Emsal Mahkeme Kararı Ankara 2. Asliye Ticaret Mahkemesi 2019/307 E. 2021/73 K. 05.02.2021 T.

Görüntülediğiniz mahkeme kararı henüz kesinleşmemiştir. Yararlı olması amacıyla eklenmiştir.

T.C. …2. ASLİYE TİCARET MAHKEMESİ
TÜRK MİLLETİ ADINA
YARGILAMA YETKİSİNİ KULLANAN

T.C.
ANKARA
2. ASLİYE TİCARET MAHKEMESİ
GEREKÇELİ KARAR
ESAS NO : 2019/302 Esas
KARAR NO : 2021/151

DAVA : Menfi Tespit
DAVA TARİHİ : 03/03/2004
KARAR TARİHİ : 03/03/2021
GEREKÇELİ KARARIN
YAZILDIĞI TARİH : 02/04/2021

Mahkememizde görülmekte olan Menfi Tespit davasının yapılan açık yargılaması sonunda,
GEREĞİ DÜŞÜNÜLDÜ:
DAVA: Davacı vekili, davalı tarafça müvekkili şirketin Ankara’nın muhtelif semtlerinde bulunan işyerlerinde ki elektrik sayaçlarından kaçak elektirik tüketildiği iddiası ile 185.508,96 TL tutarında kaçak elektrik kullanım cezası tahakkuk ettirildiğini, bu bedel ödenmediği taktirde elektiriğin kesileceği yönünde yapılan miktardan dolayı müvekkili şirketin davalı taraf ile 21.01.2004 tarihli protokol imzalayarak ihtirazı kayıt ile bu cezayı taksitler halinde ödemeyi kabul ettiğini, müvekkili şirketin kaçak elektrik kullanımının söz konusu olmadığını belirterek, 185.960,00 TL borçlu olmadığının tespitine fazladan ödenen 10.000,00 TL faizi ile birlikte tahsiline karar verilmesini talep ve dava etmiş, 15.12.2004 tarihli ıslah dilekçesi ile talep sonucunun 259.508,63 TL ye yükseltmiştir.
CEVAP : Davalı vekili, davacı işyerinde yapılan incelemede EPMH yönetmeliğinin 13. Maddesinde tarif edilen kaçak elektrik kullanma fiilinin işlendiğinin tespit edildiğini belirterek davanın reddini savunmuştur.
DAVA :Birleşen … Ticaret Mahkemesinin … esas sayılı davada, davacı vekili esas davada da ileri sürelen hususlarla, prototol kapsamında ödenen 73.048,55 TL nin 57.000,00 TL sinin reeskont faizi ile birlikte istirdatını talep etmiştir.
DAVA :Birleşen … Ticaret Mahkemesinin … esas sayılı davada, davacı vekili, esas davada dava konusu edilen gerekçelerle müvekkili şirketin davalı tarafından tahakkuk ettirilen 259.508,63 TL borcu olmadığının tespiti ile fazla ödenen 10.491,37 TL nin reeskont faizi ile birlikte istirdatını talep etmiş, davalı vekili 15.12.2004 tarihli ıslah dilekçesi ile talep sonucunu 185.508,96 TL ye yükseltmiştir.
CEVAP: Birleşen davalarda davalı vekili, davaların haksız olduğunu savunarak davanın reddini dilemiştir.
GEREKÇE:
Esas ve birleşen davalar; Kaçak elektrik kullahımından dolayı borçlu olunmadığının tespiti ve bu kapsamda yapılan ödemelerin istirdatı istemine ilişkindir.

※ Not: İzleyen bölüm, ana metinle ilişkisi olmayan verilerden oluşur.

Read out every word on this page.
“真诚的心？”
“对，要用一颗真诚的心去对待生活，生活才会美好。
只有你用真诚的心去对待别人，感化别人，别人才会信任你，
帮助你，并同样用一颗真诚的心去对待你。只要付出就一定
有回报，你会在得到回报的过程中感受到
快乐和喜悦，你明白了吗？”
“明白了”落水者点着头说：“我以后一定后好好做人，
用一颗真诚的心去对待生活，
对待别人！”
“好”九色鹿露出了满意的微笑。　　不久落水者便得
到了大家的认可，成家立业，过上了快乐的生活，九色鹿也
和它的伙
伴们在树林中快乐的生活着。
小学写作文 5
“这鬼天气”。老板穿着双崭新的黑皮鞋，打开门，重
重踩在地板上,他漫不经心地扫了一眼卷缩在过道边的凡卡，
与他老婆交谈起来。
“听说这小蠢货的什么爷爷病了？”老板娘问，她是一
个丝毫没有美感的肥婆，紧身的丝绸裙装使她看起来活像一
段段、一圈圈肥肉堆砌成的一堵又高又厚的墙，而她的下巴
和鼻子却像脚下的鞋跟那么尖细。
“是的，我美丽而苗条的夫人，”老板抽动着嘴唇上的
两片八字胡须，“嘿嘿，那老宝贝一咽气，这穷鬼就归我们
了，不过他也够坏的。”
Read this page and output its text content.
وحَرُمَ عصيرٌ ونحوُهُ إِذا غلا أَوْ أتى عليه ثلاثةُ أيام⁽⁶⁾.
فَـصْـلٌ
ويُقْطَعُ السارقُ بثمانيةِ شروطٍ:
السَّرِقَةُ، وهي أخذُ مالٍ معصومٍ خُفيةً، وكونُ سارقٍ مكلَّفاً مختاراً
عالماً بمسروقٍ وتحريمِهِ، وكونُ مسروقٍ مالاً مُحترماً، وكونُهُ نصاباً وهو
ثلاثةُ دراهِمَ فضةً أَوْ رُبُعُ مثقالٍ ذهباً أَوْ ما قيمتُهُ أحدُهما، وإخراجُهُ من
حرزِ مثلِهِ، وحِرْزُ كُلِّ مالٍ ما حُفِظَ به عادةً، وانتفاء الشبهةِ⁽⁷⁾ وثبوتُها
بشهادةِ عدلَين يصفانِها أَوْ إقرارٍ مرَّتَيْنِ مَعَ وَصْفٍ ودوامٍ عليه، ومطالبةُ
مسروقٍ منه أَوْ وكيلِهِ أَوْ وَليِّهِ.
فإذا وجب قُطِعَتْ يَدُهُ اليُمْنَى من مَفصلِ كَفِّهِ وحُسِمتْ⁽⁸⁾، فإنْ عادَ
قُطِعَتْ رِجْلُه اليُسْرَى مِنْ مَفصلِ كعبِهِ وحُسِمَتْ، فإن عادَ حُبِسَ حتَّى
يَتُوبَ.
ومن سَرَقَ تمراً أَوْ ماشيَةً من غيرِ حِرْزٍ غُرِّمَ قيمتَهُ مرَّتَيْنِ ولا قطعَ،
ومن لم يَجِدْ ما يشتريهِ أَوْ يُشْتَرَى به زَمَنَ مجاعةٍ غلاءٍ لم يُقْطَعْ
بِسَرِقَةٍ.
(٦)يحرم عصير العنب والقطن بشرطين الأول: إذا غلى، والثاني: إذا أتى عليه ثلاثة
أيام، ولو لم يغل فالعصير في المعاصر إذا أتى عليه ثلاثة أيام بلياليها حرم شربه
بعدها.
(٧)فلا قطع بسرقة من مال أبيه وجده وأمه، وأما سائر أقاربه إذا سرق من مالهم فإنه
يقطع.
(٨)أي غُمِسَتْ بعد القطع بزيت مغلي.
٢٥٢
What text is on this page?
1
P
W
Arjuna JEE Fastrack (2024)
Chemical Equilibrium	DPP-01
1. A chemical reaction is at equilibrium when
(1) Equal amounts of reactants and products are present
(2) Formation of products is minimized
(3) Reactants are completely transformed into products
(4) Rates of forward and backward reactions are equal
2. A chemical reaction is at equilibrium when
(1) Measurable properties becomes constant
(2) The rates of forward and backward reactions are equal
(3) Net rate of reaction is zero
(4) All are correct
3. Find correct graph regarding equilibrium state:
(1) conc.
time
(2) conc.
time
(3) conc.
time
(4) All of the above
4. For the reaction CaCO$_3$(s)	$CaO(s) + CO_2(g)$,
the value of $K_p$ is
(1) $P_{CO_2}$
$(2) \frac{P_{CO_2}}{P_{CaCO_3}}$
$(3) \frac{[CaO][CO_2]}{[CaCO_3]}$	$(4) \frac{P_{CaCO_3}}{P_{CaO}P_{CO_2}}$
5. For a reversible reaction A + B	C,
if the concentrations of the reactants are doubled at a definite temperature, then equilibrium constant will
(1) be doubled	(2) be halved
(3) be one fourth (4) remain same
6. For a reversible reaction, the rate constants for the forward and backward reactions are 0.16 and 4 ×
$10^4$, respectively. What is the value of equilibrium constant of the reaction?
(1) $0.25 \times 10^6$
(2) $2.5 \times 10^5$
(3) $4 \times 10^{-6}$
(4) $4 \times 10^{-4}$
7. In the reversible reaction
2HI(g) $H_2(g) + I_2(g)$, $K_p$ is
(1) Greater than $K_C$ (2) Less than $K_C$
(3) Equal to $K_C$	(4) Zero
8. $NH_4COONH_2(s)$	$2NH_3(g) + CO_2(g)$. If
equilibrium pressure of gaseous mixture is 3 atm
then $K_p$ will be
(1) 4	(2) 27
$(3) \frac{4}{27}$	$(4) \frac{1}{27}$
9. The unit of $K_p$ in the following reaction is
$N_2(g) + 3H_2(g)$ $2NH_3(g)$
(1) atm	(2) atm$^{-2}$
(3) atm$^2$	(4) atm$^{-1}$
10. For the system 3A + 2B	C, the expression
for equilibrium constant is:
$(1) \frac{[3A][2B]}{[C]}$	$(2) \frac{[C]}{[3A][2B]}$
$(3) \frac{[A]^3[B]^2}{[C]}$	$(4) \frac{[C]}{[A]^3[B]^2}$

Mahkememizce 2014/1045 esas sayılı dosyada yapılan yargılama sonucunda 10/05/2017 tarih 2014/1045 esas 2017/427 karar sayılı kararla asıl ve birleşen davaların reddine karar verilmiştir.
Kararın davacı tarafça temyiz edilmesi üzerine Yargıtay 3. Hukuk dairesince 22/11/2018 tarih 2018/7037 esas 2018/11993 karar sayılı ilamla ” Uyuşmazlık davalı kurumca yapılan kaçak tahakkuku nedeniyle menfi tespit ve istirdat istemine ilişkindir .
Kural olarak bozma kararına uyulmakla bozma kararında belirtilen biçimde işlem yapılması yolunda lehine bozma yapılan taraf yararına kazanılmış hak, aynı doğrultuda işlem yapılması yolunda yerel mahkeme için zorunluluk doğar.
Belirtilmelidir ki; bir mahkemenin Yargıtay Dairesince verilen bozma kararına uyması sonunda, kendisi için o kararda gösterilen şekilde inceleme ve araştırma yaparak, yine o kararda belirtilen hukuki esaslar gereğince hüküm verme yükümlülüğü doğar. “Usuli kazanılmış hak” olarak tanımlanan bu olgu mahkemeye, hükmüne uyduğu Yargıtay bozma kararında belirtilen çerçevede işlem yapma ve hüküm kurma zorunluluğu getirmektedir (09.05.1960 gün ve 21/9 sayılı Y.İ.B.K.).
Bu ilke kamu düzeni ile ilgili olup, Yargıtay’ca kendiliğinden dikkate alınması gerekir. Hakimin değişmesi dahi açıklanan bu hukuki ilkeye etki yapamaz.
Somut olayda mahkemece; bozma kararına uyulduğu halde gerekleri yerine getirilmemiş, bozmaya uygun karar verilmemiştir. Şöyle ki;
Dosya içerisinde bulunan Darphane ve Damga Matbaası Genel Müdürlüğünün elektrik sayacı mühürlerinin kontrolüne ilişkin tanzim kılınan raporlarda; mühür tabletlerinin orjinal olmadığı, sayaçlardaki mühür izleri ile Darphanede üretilen ölçü mühür izleri olmadığının tespit edildiği görülmüştür. Söz konusu raporlar niza konusu sayaçlara ilişkin maddi olgulara ilişkin tespitleri içermekte olup, aksi sabit oluncaya kadar geçerlidir. Davacının kaçak elektrik kullandığı kesin bir biçimde saptanmış, sözkonusu raporun aksi ispat edilememiştir.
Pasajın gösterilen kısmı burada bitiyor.